I’d gone to work that morning wearing pressed khakis and a T-shirt from the Gap, originally black but laundered over the years to an agreeable dark gray. The shirt I’d brought along was Hawaiian in style, although I’d guess that this particular specimen had made the trip from a sweatshop in Bangladesh without getting anywhere near Waikiki. There were parrots on it, and you could almost make out what they were saying.
The bathroom was tiny, but roomier than a phone booth. I put the parrot shirt on over my T-shirt. It wasn’t exactly a disguise, in that anyone who knew me would recognize me right away. “Why, there’s Bernie Rhodenbarr,” such a person would remark. “But what on earth is he doing in that frightful shirt?”
But I hadn’t chosen the shirt in the hope of deluding an acquaintance, and didn’t expect to encounter one in the first place. The parrots were for the benefit of strangers. The shirt would catch the eye, and they’d notice it instead of paying attention to the sartorially-challenged chap who was wearing it.
I put on the sunglasses and the baseball cap—blue, with the Mets logo in orange—and I left the bodega without glancing at the proprietor. If he was rolling his eyes again, I didn’t have to know about it. I was still carrying the D’Ag bag, but all it held now was my
El Diário
, and I’d already gotten my dollar’s worth of use out of it. I headed back the way I’d come, dropping the paper in a trash can en route to the Galtonbrook.

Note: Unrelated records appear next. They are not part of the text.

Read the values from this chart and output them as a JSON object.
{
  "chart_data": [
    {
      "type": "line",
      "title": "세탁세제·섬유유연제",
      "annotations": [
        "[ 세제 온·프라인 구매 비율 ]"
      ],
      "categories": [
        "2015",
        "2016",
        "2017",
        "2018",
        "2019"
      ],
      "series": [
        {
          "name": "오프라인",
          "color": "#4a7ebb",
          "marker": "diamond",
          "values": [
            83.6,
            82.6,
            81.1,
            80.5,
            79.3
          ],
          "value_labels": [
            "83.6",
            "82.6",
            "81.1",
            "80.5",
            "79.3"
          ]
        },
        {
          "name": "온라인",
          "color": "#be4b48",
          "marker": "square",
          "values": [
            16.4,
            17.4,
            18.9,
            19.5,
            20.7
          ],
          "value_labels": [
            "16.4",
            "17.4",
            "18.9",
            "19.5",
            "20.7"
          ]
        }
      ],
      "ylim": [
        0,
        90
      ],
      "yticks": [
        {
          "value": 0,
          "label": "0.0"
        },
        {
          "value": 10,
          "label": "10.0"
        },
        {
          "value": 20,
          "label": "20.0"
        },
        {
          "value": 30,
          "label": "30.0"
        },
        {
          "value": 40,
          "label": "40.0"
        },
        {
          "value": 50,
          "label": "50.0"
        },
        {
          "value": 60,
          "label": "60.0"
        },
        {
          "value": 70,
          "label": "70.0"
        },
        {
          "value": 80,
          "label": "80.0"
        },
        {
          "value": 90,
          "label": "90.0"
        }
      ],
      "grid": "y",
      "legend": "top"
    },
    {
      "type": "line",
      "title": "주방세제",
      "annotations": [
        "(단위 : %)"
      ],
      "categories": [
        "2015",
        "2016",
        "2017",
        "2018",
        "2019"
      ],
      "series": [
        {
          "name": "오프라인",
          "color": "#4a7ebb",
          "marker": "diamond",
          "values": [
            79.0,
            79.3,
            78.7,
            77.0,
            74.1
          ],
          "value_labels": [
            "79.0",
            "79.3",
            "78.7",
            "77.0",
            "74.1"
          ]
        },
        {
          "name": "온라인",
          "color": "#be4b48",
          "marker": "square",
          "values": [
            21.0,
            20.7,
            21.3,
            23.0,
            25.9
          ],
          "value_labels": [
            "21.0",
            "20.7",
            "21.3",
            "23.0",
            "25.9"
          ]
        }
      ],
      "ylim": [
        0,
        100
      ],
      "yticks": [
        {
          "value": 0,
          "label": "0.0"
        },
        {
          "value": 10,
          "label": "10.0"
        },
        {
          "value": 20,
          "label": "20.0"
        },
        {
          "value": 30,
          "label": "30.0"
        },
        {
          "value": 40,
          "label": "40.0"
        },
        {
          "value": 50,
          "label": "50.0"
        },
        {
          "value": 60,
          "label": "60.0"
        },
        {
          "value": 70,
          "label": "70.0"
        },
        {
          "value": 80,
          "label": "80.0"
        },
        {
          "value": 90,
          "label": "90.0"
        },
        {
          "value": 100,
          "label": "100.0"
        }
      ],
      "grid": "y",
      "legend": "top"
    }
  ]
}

I recognized the woman who took my five dollars, and for a moment I expected her to recognize me.
“Oh, it’s you again. Love your shirt, but what happened to your little friend with the lesbian haircut?”
But all she did was thank me and give me a receipt.
I walked around, pausing for another long look at the putative Rembrandt. The museum was even less crowded than Carolyn and I had found it, but I began to get the feeling that the handful of visitors were taking undue notice of me. The shirt was supposed to draw the eye, but not to hold it. A glance, a shrug, and a glance in another direction—that was what I’d had in mind.
Maybe it wasn’t the shirt. Was I wearing a Mets cap in Yankee territory? Even if I was, that might draw a hostile stare in the street or the schoolyard, but not in this temple of culture.